From the first days after its founding in 1975, COHA worked closely with Senator Kennedy’s office, often on an urgent basis, when the lives of various embattled Latin Americans were at risk as a result of a series of dirty wars being waged by the region’s military and other authoritarian regimes against their own citizens during the 1980’s.
In the course of this long relationship, we were particularly grateful for Senator Kennedy’s kind words about this organization which he inserted in the Congressional Record, where he referred to COHA as “one of our nation’s most respected bodies of scholars and policy makers.”
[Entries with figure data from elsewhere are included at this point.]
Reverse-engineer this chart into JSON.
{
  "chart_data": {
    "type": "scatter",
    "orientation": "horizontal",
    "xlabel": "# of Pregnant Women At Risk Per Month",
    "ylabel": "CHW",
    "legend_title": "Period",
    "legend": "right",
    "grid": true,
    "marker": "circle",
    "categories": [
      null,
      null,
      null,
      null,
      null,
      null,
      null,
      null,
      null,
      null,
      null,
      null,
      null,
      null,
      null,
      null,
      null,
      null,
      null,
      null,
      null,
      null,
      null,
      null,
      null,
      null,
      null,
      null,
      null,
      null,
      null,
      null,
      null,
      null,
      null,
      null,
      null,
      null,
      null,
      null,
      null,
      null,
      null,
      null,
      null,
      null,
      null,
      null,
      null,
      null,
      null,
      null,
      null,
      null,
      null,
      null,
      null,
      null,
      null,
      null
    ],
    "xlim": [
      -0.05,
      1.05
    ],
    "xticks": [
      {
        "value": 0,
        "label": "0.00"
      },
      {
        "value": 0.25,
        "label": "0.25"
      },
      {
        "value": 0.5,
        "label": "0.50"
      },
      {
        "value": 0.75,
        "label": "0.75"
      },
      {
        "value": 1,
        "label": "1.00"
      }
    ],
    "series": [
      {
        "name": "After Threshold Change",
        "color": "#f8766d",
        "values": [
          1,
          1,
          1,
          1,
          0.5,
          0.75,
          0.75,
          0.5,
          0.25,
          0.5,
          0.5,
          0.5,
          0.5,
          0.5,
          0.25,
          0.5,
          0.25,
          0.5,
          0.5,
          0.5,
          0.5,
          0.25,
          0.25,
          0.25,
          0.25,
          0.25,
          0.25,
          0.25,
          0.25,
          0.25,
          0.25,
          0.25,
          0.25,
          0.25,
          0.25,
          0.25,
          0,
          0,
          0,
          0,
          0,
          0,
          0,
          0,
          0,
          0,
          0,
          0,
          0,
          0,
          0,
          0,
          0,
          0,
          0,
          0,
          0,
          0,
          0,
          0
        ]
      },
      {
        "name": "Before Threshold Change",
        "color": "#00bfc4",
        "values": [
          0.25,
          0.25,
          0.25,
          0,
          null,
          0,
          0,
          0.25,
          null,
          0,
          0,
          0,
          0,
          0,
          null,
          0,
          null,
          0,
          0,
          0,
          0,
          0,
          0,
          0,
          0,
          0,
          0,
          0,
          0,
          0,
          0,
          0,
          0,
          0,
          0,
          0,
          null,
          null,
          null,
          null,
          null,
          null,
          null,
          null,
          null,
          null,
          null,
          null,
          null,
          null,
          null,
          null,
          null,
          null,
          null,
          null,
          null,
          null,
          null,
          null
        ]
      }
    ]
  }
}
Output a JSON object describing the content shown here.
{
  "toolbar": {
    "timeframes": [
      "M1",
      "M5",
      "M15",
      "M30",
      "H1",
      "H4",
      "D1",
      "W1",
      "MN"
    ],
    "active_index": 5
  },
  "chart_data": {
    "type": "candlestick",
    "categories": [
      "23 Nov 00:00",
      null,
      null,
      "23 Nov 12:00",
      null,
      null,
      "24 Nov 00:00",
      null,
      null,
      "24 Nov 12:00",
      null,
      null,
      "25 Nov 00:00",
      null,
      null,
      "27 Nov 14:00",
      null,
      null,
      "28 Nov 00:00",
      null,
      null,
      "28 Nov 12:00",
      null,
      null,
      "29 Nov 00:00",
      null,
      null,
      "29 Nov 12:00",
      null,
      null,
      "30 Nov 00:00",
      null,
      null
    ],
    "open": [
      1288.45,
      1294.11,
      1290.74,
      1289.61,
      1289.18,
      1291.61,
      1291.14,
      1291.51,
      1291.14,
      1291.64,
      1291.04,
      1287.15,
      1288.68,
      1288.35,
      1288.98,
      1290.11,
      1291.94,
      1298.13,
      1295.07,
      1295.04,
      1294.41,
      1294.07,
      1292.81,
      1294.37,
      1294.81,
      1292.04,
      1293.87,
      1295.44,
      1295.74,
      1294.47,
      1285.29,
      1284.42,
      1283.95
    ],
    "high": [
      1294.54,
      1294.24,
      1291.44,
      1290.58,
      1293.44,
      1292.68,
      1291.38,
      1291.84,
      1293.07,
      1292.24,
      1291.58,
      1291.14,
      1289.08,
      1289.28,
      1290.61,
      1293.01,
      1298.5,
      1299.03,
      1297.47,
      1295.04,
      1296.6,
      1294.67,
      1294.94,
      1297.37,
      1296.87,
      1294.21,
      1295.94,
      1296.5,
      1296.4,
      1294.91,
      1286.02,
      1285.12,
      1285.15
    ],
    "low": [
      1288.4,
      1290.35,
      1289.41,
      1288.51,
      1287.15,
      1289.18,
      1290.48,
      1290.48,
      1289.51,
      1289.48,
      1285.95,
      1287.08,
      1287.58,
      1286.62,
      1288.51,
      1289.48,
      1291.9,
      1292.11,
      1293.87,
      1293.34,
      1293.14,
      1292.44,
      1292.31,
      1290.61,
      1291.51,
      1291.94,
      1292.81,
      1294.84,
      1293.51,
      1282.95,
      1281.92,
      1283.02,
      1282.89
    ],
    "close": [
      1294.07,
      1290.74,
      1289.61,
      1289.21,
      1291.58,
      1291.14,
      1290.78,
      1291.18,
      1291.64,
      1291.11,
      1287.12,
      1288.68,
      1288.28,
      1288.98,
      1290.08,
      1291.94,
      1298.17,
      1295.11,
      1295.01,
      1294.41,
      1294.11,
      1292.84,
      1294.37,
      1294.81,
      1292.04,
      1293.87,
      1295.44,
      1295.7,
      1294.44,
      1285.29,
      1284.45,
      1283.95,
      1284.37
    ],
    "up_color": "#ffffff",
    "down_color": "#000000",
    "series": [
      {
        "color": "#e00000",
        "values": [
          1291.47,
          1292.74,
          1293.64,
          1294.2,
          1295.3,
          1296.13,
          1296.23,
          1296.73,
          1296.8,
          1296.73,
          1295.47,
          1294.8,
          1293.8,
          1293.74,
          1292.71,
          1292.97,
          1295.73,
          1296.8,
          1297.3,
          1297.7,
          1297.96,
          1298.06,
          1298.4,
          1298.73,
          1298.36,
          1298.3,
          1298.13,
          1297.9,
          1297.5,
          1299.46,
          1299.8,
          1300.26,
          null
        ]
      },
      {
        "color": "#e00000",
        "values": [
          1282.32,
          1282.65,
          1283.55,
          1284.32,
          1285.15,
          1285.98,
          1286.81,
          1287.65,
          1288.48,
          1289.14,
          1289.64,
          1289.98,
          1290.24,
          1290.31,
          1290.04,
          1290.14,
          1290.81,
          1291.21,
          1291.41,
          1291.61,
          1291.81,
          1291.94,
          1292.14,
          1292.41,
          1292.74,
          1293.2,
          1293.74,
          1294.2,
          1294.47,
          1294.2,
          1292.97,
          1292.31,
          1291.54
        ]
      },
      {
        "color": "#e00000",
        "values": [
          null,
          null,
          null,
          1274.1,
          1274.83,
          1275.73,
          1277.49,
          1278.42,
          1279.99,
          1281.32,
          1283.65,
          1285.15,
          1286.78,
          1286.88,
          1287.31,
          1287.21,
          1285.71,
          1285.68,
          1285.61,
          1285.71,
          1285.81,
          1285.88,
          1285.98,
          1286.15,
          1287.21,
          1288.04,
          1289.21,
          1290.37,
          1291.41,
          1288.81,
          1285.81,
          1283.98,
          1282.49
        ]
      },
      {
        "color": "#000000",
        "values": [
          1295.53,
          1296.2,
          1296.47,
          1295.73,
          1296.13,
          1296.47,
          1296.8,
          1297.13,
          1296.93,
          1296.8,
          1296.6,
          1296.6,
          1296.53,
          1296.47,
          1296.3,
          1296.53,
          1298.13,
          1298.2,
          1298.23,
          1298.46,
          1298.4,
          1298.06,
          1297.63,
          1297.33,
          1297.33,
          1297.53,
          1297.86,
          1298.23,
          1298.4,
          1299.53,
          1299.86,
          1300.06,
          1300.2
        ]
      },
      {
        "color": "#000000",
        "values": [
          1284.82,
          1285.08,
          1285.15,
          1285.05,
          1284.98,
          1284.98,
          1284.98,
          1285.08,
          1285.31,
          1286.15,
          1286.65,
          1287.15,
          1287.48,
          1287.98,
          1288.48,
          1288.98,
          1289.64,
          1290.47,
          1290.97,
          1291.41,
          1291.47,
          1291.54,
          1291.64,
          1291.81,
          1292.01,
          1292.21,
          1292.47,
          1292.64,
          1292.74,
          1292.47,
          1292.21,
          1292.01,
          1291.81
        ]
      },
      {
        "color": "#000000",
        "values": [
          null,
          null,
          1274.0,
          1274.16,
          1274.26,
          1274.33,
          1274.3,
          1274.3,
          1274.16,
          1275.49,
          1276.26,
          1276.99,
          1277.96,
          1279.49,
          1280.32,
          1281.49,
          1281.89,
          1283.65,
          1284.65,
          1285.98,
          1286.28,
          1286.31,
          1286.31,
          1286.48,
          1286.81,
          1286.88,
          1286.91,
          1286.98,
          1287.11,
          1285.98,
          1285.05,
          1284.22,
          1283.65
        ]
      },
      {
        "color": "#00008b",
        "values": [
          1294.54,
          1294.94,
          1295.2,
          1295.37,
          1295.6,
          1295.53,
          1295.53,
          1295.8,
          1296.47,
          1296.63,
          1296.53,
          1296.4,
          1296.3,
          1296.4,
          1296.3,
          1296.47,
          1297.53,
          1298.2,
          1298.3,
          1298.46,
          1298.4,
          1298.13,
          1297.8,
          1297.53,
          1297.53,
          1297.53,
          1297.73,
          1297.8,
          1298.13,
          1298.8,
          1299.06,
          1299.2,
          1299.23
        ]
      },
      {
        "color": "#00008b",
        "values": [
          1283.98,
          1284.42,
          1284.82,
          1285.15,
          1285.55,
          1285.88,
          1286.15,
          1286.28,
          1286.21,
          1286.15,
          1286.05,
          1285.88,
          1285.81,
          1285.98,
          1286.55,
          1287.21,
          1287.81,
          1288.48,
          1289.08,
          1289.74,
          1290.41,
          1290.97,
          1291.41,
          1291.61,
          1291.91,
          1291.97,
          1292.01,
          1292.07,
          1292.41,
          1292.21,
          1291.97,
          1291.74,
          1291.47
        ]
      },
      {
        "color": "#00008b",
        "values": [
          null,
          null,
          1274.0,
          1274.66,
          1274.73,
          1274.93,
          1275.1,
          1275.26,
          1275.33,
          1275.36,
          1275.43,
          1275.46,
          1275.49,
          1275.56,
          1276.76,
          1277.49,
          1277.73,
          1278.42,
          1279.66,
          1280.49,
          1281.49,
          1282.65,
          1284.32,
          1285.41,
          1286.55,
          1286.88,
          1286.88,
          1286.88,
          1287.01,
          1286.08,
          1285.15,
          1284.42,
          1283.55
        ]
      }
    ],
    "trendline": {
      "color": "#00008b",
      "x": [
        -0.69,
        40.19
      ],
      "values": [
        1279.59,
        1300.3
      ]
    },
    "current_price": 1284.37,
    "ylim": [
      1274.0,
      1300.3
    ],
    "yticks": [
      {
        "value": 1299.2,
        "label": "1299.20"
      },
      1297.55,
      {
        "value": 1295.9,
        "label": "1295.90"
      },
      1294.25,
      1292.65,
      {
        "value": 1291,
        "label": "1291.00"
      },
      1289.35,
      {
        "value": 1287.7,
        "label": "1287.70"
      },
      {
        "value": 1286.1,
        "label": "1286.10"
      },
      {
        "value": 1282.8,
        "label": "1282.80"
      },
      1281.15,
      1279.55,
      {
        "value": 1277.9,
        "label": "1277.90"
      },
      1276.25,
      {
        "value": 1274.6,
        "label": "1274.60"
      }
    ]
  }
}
COHA worked with Senator Kennedy on a range of crises breaking-out in Latin America. Along with a handful of other invaluable senators serving in the same way like Tom Harkin of Iowa and Christopher Dodd of Connecticut, Senator Kennedy was one of the best informed and most caring U.S. legislators when it came to responding to the humanitarian tragedies being perpetrated in various Latin American countries such as Argentina, Guatemala, Chile, Colombia and El Salvador, among others.
During this period, Senator Kennedy – by picking up the phone and making a vital call backing some important legislative initiative, raising inquiries with the Pentagon or challenging some State Department interpretation that lessened the impact of existing U.S. policies punishing those regimes that blemished rights standards, and by his office sending off communiqués to Chilean, Argentine, Uruguayan, or Brazilian officials demanding clarifications concerning the status of “disappeared” national figures as well as humble citizens, civic leaders or trade union officials – was able to save lives and counter inappropriate White House initiatives. No one in Washington made a greater difference when it came to showing solidarity with the cause of public rectitude throughout Latin America than this man, of the now fallen giant, Senator Kennedy.